Posts tagged ‘Mango Blog’
Mango Blog 1.2.2 came out a couple days ago. I went to upgrade to it and it was a day long issue trying to get my blog back up and running. What I eventually had to do was revert back to Mango Blog 1.1. But I did make the design more wide. Before it was using an 800×600 design. I changed it to 1024×768. I am also going to start posting my source code pretty soon. Stay tuned for that.
I started putting a bunch of my source code in the labs section of the blog. What I started out doing was providing a link to click on to see the demo. From there you could right click and get the source. What I decided was better was to have the demo on the page which you would be able to right click and view source.

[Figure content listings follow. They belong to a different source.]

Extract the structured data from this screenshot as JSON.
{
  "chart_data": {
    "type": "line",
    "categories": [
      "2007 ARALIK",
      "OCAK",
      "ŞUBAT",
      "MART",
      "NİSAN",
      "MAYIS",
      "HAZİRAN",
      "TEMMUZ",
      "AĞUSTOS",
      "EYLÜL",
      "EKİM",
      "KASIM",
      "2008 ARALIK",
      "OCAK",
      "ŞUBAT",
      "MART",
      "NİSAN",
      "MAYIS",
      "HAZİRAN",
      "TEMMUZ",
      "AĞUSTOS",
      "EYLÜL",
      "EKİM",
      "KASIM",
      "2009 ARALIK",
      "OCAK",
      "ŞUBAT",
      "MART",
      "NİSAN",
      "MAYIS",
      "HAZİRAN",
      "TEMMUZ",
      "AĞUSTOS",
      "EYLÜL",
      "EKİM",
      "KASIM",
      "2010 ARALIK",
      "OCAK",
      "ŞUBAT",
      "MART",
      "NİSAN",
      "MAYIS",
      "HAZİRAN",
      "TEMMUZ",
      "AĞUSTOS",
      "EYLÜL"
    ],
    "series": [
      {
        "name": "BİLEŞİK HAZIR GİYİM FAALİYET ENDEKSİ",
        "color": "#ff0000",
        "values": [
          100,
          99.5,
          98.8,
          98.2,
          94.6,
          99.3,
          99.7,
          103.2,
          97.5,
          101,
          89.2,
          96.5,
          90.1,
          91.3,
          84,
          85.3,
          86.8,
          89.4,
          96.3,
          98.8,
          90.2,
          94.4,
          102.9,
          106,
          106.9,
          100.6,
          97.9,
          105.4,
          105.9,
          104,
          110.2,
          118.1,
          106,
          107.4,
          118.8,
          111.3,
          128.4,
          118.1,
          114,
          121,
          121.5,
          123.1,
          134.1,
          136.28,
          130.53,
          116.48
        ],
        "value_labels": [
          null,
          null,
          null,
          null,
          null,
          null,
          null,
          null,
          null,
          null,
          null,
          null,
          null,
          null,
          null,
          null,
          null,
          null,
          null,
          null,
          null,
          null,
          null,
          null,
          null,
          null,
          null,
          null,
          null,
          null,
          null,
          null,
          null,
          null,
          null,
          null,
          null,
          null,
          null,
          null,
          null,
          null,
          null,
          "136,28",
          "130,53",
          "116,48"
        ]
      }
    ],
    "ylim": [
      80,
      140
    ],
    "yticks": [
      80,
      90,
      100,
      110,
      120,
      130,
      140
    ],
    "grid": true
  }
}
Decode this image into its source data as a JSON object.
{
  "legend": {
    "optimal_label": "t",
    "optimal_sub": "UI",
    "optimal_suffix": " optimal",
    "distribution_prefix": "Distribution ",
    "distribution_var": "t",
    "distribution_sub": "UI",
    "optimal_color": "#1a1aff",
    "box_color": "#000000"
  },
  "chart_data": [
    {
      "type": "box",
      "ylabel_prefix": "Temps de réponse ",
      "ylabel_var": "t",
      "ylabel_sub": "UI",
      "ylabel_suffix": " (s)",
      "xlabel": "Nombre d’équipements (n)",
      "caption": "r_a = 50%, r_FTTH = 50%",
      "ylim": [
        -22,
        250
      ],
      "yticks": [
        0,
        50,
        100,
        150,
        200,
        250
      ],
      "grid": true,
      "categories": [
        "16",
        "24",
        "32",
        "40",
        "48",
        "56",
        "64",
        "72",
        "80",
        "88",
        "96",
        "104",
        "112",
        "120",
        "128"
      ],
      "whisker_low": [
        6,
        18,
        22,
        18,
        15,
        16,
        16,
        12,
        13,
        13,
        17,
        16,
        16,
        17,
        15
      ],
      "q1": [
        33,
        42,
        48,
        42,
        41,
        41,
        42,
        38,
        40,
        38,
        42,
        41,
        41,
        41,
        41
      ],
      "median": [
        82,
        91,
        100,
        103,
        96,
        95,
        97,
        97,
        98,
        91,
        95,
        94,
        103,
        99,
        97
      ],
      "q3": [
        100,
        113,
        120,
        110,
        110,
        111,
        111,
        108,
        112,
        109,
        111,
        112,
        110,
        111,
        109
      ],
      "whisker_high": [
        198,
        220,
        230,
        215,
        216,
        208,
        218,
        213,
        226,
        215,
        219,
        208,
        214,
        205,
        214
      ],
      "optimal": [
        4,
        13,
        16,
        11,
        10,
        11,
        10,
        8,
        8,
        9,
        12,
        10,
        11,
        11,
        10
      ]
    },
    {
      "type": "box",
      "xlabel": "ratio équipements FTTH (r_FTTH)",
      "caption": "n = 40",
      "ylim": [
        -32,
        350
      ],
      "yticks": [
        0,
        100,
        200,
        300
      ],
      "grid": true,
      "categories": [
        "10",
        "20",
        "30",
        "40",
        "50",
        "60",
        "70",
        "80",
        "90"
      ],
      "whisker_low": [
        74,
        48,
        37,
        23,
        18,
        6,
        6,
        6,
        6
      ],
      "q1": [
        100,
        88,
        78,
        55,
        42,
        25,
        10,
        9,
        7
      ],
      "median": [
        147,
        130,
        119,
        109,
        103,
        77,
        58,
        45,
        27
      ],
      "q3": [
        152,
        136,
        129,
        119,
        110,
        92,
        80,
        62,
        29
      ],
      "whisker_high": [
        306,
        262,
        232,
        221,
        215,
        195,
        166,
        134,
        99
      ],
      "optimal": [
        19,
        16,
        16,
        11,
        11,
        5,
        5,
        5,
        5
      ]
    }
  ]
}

The problem I was running into was the “script” tags were getting converted to “InvalidTag” after I submitted the form. So a simple tag like <script type=”text/javascript”> would be converted to <InvalidTag type=”text/javascript”>
At first I thought it was Mango Blog that was at fault. It turns out Coldfusion was the one to blame. It’s called Global Script Protection. It’s in place starting with I think Coldfusion MX 7. It was created as a way to help prevent SQL injection. In Coldfusion Administrator, by default, it is set to “all” which means that script, embed, and I believe, object tags get converted to “InvalidTag.”
Unfortunatly my website is on a shared hosting server. So changing the Global Stript Protection wasn’t an option. I love Adobe! They even put a way to change the Global Script Protection inside the code.
In the cfapplication tag there is a property called scriptProtect. By detfault it is “all” This can be changed to “none” to disable it completely. You can also set it to a comma seperated list of variables to look at like “url, form, cookie”
So for the purposes of Mango Blog in the Application.cfc file in the administration area I added scriptProtect=’url, cookie’ and I am able to post Javascript now. Comments still won’t be able to use Javascript because I only did this for the administration area.